Por clarissa.sardenberg

Irã - Os países do grupo G5+1 (EUA, Rússia, China, França, Reino Unido e Alemanha) retomam nesta terça-feira em Viena as negociações nucleares com o Irã, com poucas expectativas de uma solução rápida, mas com a intenção de avançar rumo a um acordo durável que ponha um fim ao conflito atômico que já dura mais de uma década.

Catherine Ashton, a coordenadora do chamado grupo G5+1, e o ministro das Relações Exteriores do Irã, Mohamad Yavad Zarif, dirigirão esta nova cúpula, como já fizeram há cinco semanas, também em Viena.

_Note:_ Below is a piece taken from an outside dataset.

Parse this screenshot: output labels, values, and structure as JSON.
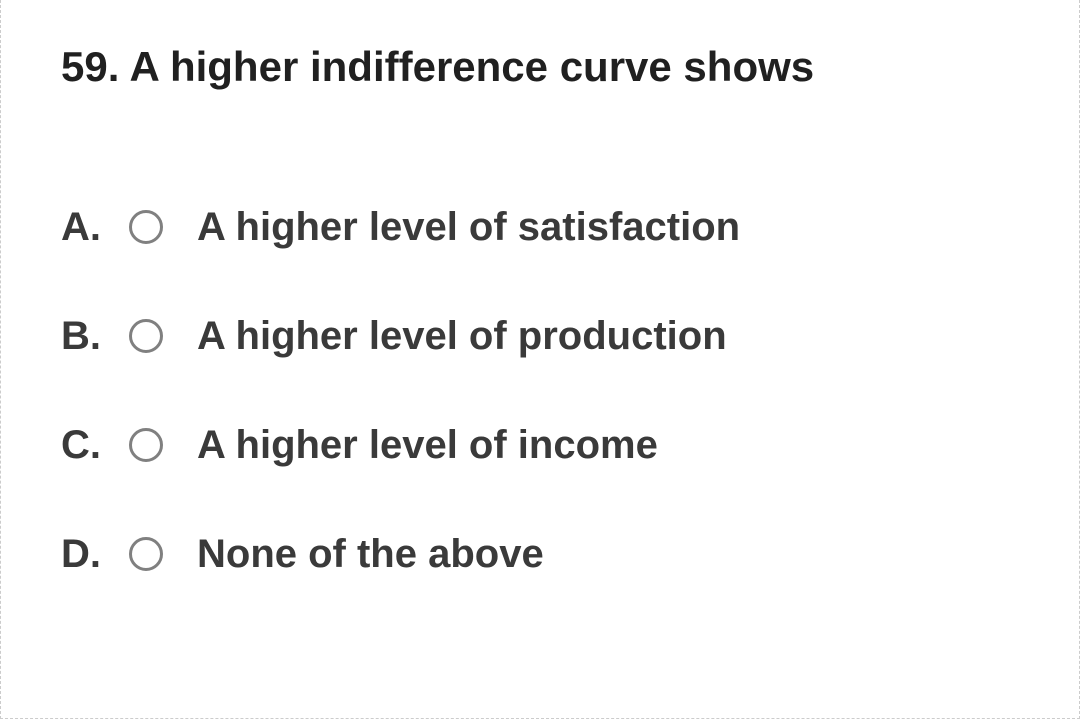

Um jantar previsto para ontem à noite entre Ashton e Zarif foi cancelado no último momento pelos iranianos. Segundo a agência de notícias austríaca APA, os iranianos quiseram dessa forma seu mal-estar por uma recente reunião, não estipulada com o governo iraniano, da Alta Representante de Política Externa e Segurança da União Europeia (UE) com ativistas de direitos humanos durante uma visita a Teerã.

G5+1(EUA, Rússia, China, França, Reino Unido e Alemanha) retoma negociações nucleares com o IrãEfe

Se a cúpula de fevereiro foi qualificada como "um bom início" para uma negociação que se sabe será difícil e longa, o encontro desta semana tem como objetivo manter vivos os contatos e dar novos passos, conforme reconhecem ambas as partes.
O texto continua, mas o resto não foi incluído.